Selon John Porter, directeur de Telenet, le CIM mesure la télévision de la même façon depuis 10 ans. Il veut dès lors développer une plateforme qui produira des données sophistiquées, pouvant ensuite être utilisées pour des publicités ciblées – ou même des bons de réduction digitaux. Il n’exclut aucune collaboration, peut-être parce qu’il est conscient qu’un opérateur ne pourra jamais produire les données pour tout le secteur à lui seul. Nous n’avons pas réussi à obtenir davantage de détails sur cette idée auprès de Telenet – vacances d’été ou secret bien gardé ? Nous nous sommes donc penchés sur les réactions des autres acteurs du domaine. Chez Medialaan, Sara Vercauteren répond simplement : « Nous disposons d’une méthode solide avec le CIM, qui nous permet d’obtenir des chiffres d’audience qualitatifs pour l’ensemble du secteur – chaînes, agences média et annonceurs. Cette méthode et les données obtenues sont utilisées par tout le secteur. Si Telenet, mais également d’autres distributeurs tels que Proximus, disposent d’autres données, ce serait, selon nous, une bonne chose qu’ils se concertent avec le CIM afin d’enrichir les chiffres actuels. Dans tous les cas, il est important qu’une instance indépendante puisse contrôler les mesures, les chiffres et les analyses. »

Au plus, au mieux

Stef Peeters - CIM

Stef Peeters - CIM


Stef Peeters, general manager du CIM, est le premier à reconnaître qu’il y a d’autres possibilités que ce que fait le CIM actuellement. « Ce que nous faisons est fiable pour la télévision classique et pour les grandes chaînes, celles avec des offres publicitaires étendues, » expose-t-il. « Je vous le dis tout de suite, ce qui manque, c’est ce qu’on qualifie de ‘nouveaux écrans’ : pc, tablettes, smartphones… Nous avons bien sûr notre étude internet, où l’on peut trouver des informations sur le visionnage de contenu télévisé sur d’autres canaux, mais nous ne savons par exemple pas ce qui se passe avec des applications TV telles que Stievie, Yelo TV ou TV Partout. »
Pour Stef Peeters, il est logique d’avoir des mesures hybrides des médias et l’étude internet est, en soi, déjà hybride, puisqu’elle combine des mesures passives et l’établissement de profils sur base d’un panel internet. « L’époque des solutions simples est révolue, » annonce Stef Peeters. La mesure des applications télé représente peut-être une première victoire facile, mais l’analyse de leurs historiques requiert une collaboration entre les chaînes et les opérateurs. Il y a également la question du streaming vidéo sur les nouveaux écrans. Cet aspect est déjà partiellement mesuré grâce à l’étude internet, à condition que les chaînes participent et tagguent les vidéos correctement. Un élargissement progressif des mesures classiques de télévision est possible si et seulement si les chaînes et les opérateurs travaillent ensemble.
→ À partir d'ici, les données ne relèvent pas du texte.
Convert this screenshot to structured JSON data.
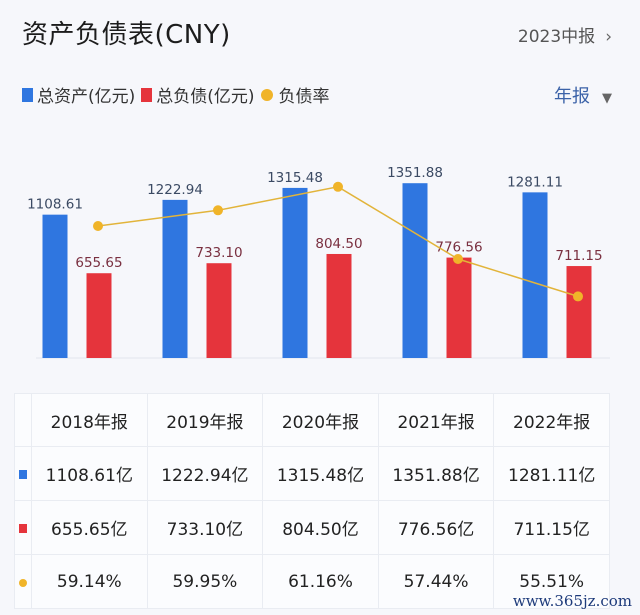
{
  "header": {
    "title": "资产负债表(CNY)",
    "period_link": "2023中报",
    "chevron_icon": "chevron-right-icon"
  },
  "legend": {
    "items": [
      {
        "label": "总资产(亿元)",
        "color": "#2f76e0",
        "shape": "square"
      },
      {
        "label": "总负债(亿元)",
        "color": "#e5343c",
        "shape": "square"
      },
      {
        "label": "负债率",
        "color": "#f0b429",
        "shape": "circle"
      }
    ]
  },
  "period_select": {
    "value": "年报",
    "icon": "caret-down-icon"
  },
  "chart_data": {
    "type": "bar",
    "title": "资产负债表(CNY)",
    "categories": [
      "2018年报",
      "2019年报",
      "2020年报",
      "2021年报",
      "2022年报"
    ],
    "series": [
      {
        "name": "总资产(亿元)",
        "type": "bar",
        "color": "#2f76e0",
        "values": [
          1108.61,
          1222.94,
          1315.48,
          1351.88,
          1281.11
        ],
        "labels": [
          "1108.61",
          "1222.94",
          "1315.48",
          "1351.88",
          "1281.11"
        ]
      },
      {
        "name": "总负债(亿元)",
        "type": "bar",
        "color": "#e5343c",
        "values": [
          655.65,
          733.1,
          804.5,
          776.56,
          711.15
        ],
        "labels": [
          "655.65",
          "733.10",
          "804.50",
          "776.56",
          "711.15"
        ]
      },
      {
        "name": "负债率",
        "type": "line",
        "color": "#f0b429",
        "values": [
          59.14,
          59.95,
          61.16,
          57.44,
          55.51
        ],
        "unit": "%"
      }
    ],
    "legend_position": "top-left",
    "grid": false
  },
  "table": {
    "headers": [
      "2018年报",
      "2019年报",
      "2020年报",
      "2021年报",
      "2022年报"
    ],
    "rows": [
      {
        "marker": "square",
        "color": "#2f76e0",
        "cells": [
          "1108.61亿",
          "1222.94亿",
          "1315.48亿",
          "1351.88亿",
          "1281.11亿"
        ]
      },
      {
        "marker": "square",
        "color": "#e5343c",
        "cells": [
          "655.65亿",
          "733.10亿",
          "804.50亿",
          "776.56亿",
          "711.15亿"
        ]
      },
      {
        "marker": "circle",
        "color": "#f0b429",
        "cells": [
          "59.14%",
          "59.95%",
          "61.16%",
          "57.44%",
          "55.51%"
        ]
      }
    ]
  },
  "watermark": "www.365jz.com"
}
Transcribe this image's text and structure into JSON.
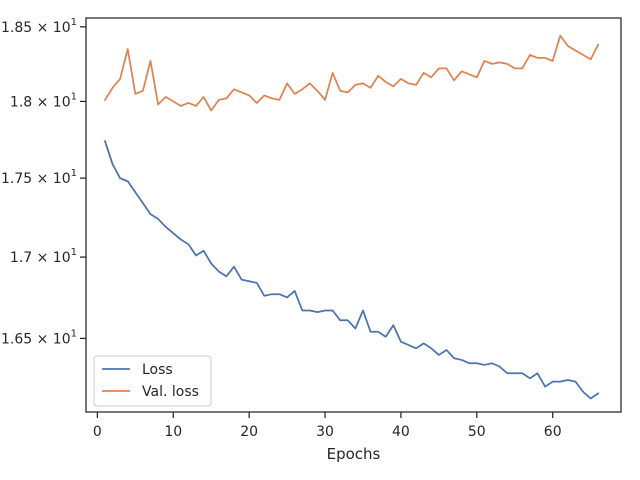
{
  "chart_data": {
    "type": "line",
    "xlabel": "Epochs",
    "ylabel": "",
    "xlim": [
      -1.5,
      69
    ],
    "ylim": [
      16.06,
      18.56
    ],
    "x_ticks": [
      0,
      10,
      20,
      30,
      40,
      50,
      60
    ],
    "x_tick_labels": [
      "0",
      "10",
      "20",
      "30",
      "40",
      "50",
      "60"
    ],
    "y_ticks": [
      16.5,
      17.0,
      17.5,
      18.0,
      18.5
    ],
    "y_tick_labels": [
      {
        "mantissa": "1.65",
        "base": "10",
        "exp": "1"
      },
      {
        "mantissa": "1.7",
        "base": "10",
        "exp": "1"
      },
      {
        "mantissa": "1.75",
        "base": "10",
        "exp": "1"
      },
      {
        "mantissa": "1.8",
        "base": "10",
        "exp": "1"
      },
      {
        "mantissa": "1.85",
        "base": "10",
        "exp": "1"
      }
    ],
    "y_scale": "log",
    "grid": false,
    "legend_position": "lower-left",
    "series": [
      {
        "name": "Loss",
        "color": "#4c72b0",
        "x": [
          1,
          2,
          3,
          4,
          5,
          6,
          7,
          8,
          9,
          10,
          11,
          12,
          13,
          14,
          15,
          16,
          17,
          18,
          19,
          20,
          21,
          22,
          23,
          24,
          25,
          26,
          27,
          28,
          29,
          30,
          31,
          32,
          33,
          34,
          35,
          36,
          37,
          38,
          39,
          40,
          41,
          42,
          43,
          44,
          45,
          46,
          47,
          48,
          49,
          50,
          51,
          52,
          53,
          54,
          55,
          56,
          57,
          58,
          59,
          60,
          61,
          62,
          63,
          64,
          65,
          66
        ],
        "values": [
          17.74,
          17.59,
          17.5,
          17.48,
          17.41,
          17.34,
          17.27,
          17.24,
          17.19,
          17.15,
          17.11,
          17.08,
          17.01,
          17.04,
          16.96,
          16.91,
          16.88,
          16.94,
          16.86,
          16.85,
          16.84,
          16.76,
          16.77,
          16.77,
          16.75,
          16.79,
          16.67,
          16.67,
          16.66,
          16.67,
          16.67,
          16.61,
          16.61,
          16.56,
          16.67,
          16.54,
          16.54,
          16.51,
          16.58,
          16.48,
          16.46,
          16.44,
          16.47,
          16.44,
          16.4,
          16.43,
          16.38,
          16.37,
          16.35,
          16.35,
          16.34,
          16.35,
          16.33,
          16.29,
          16.29,
          16.29,
          16.26,
          16.29,
          16.21,
          16.24,
          16.24,
          16.25,
          16.24,
          16.18,
          16.14,
          16.17
        ]
      },
      {
        "name": "Val. loss",
        "color": "#dd8452",
        "x": [
          1,
          2,
          3,
          4,
          5,
          6,
          7,
          8,
          9,
          10,
          11,
          12,
          13,
          14,
          15,
          16,
          17,
          18,
          19,
          20,
          21,
          22,
          23,
          24,
          25,
          26,
          27,
          28,
          29,
          30,
          31,
          32,
          33,
          34,
          35,
          36,
          37,
          38,
          39,
          40,
          41,
          42,
          43,
          44,
          45,
          46,
          47,
          48,
          49,
          50,
          51,
          52,
          53,
          54,
          55,
          56,
          57,
          58,
          59,
          60,
          61,
          62,
          63,
          64,
          65,
          66
        ],
        "values": [
          18.01,
          18.09,
          18.15,
          18.35,
          18.05,
          18.07,
          18.27,
          17.98,
          18.03,
          18.0,
          17.97,
          17.99,
          17.97,
          18.03,
          17.94,
          18.01,
          18.02,
          18.08,
          18.06,
          18.04,
          17.99,
          18.04,
          18.02,
          18.01,
          18.12,
          18.05,
          18.08,
          18.12,
          18.07,
          18.01,
          18.19,
          18.07,
          18.06,
          18.11,
          18.12,
          18.09,
          18.17,
          18.13,
          18.1,
          18.15,
          18.12,
          18.11,
          18.19,
          18.16,
          18.22,
          18.22,
          18.14,
          18.2,
          18.18,
          18.16,
          18.27,
          18.25,
          18.26,
          18.25,
          18.22,
          18.22,
          18.31,
          18.29,
          18.29,
          18.27,
          18.44,
          18.37,
          18.34,
          18.31,
          18.28,
          18.38
        ]
      }
    ]
  }
}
Qu’en sera-t-il dans cinq ans ?

Selon Stef Peeters, on n’en restera pas là : « Notre People Meter est solide, mais qu’en sera-t-il dans cinq ans ? Pourra-t-on utiliser les informations des décodeurs TV à des fins de mesure ? Certains pays combinent les données de ces boxes avec les panels télévisés pour obtenir de meilleures mesures des plus petites chaînes – soit la longue traîne ou long tail : on stabilise la portée du visionnage et on l’adapte au profil de l’audience. Ce type de mesure pourra-t-il remplacer les panels d’aujourd’hui ? Les spécialistes des big data ne comprennent pas que nous travaillions encore avec des panels. Les opérateurs ne savent-ils pas ce qui est diffusé ? Si, mais il n’y a pas encore de profils pour ça. Si John Porter parle de mesures, il a raison pour les volumes de Telenet, mais pas pour ceux de Proximus et VOO. Et pour passer des boxes à une mesure de portée, des algorithmes complexes sont nécessaires, ainsi que des sondages complémentaires. Cela n’empêche pas le CIM de dialoguer avec les opérateurs. Il y a deux ans, c’était encore impossible, mais je pense qu’aujourd’hui, les opérateurs sont disposés à examiner ce que nous pouvons faire ensemble. Veulent-ils rester les ‘rois des données’, ou veulent-ils examiner quelles données peuvent être partagée avec un tiers ? »

« Les spécialistes des "big data" ne comprennent pas que nous travaillions encore avec des panels. » (Stef Peeters)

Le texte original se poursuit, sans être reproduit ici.